What is a Guarantor?

A Guarantor is a person who gives a promise or ‘Guarantee’ to a creditor or lender to be answerable for the debt or obligation of another (the principal debtor or borrower) if that other defaults.

Most guarantees provide that the creditor can call on the guarantor to pay the debt in full (if it is due) without requiring payment from the borrower and without exhausting the creditor’s remedies against the borrower or any securities given by the borrower.

Financial Position of Borrower

Because a guarantee exposes a guarantor to potential liability for another person’s debt without any direct benefit, logically nobody should give a guarantee. In practice however, the guarantor’s decision to give a guarantee is determined by weighing up the following:

  1. What is the borrower’s ability to service and repay the loan?
  2. What is the creditworthiness of the borrower?
  3. What is the risk?
  4. What is the likelihood of the debt being called up?

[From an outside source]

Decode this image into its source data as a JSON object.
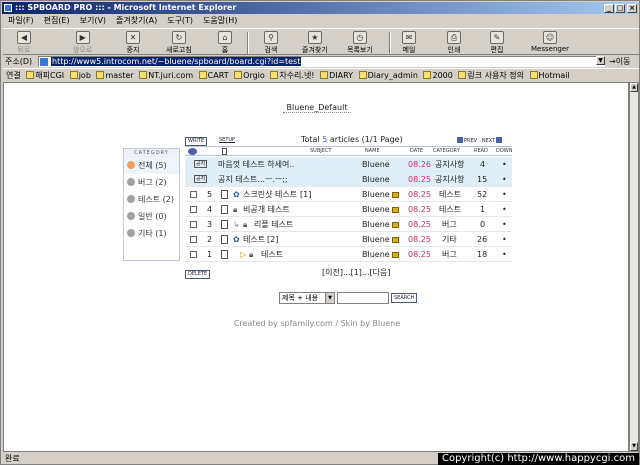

Your Obligations as Guarantor

If you choose to give a guarantee the following provides a summary of most standard guarantee documents.

  • Most guarantees are “All Obligations” guarantees, i.e. the guarantor is liable for all the principal debtor’s obligations to the creditor and are not limited to the particular transaction which gave rise to the request for the guarantee. The guarantor’s liability also extends to all debts that the principal debtor already owes to the creditor.
  • If the principal debtor has given the creditor a guarantee (i.e. is acting as a Guarantor) for yet another person or company, the guarantor will be liable for all claims against the principal debtor by the creditor relating to the other person or company.
  • If a guarantee is not limited in amount then it is unlimited.

Standard All Obligations Guarantees also provide as follows:

  • The creditor may make a demand on and bring court proceedings directly against the guarantor without bringing proceedings or making any demand against the principal debtor or any co-guarantor. In other words the creditor can choose the target — or which target he fires at first.
  • If the creditor’s claim against the principal debtor is void or unenforceable, the creditor may still have a claim against the guarantor.
  • Where there are co-guarantors, the liability of each co-guarantor is joint and several so that each co-guarantor will be individually liable to the creditor for the whole of the guaranteed obligations.
  • The guarantee is terminated in respect of future guaranteed obligations only if the guarantor gives written notice to the creditor. The guarantor will remain liable at least for the debts or liabilities which have accrued up to the giving of that notice.

A guarantor should receive a copy of the guarantee and all contracts between the creditor and the principal debtor to which the guarantee applies, at the time the guarantee is signed.

The interest rate, amount owing, terms of lending, security and other provisions which relate to the financial accommodation provided to the principal debtor may change and the guarantee will not be released by those changes. However the guarantor should have those details disclosed to him or her at the time the change is made.

Acting as Guarantor is standard fare in many commercial/lending transactions. However you should always be aware of the size of the sledgehammer the creditor is wielding. If you are asked to act as guarantor you should always seek professional advice to limit your exposure.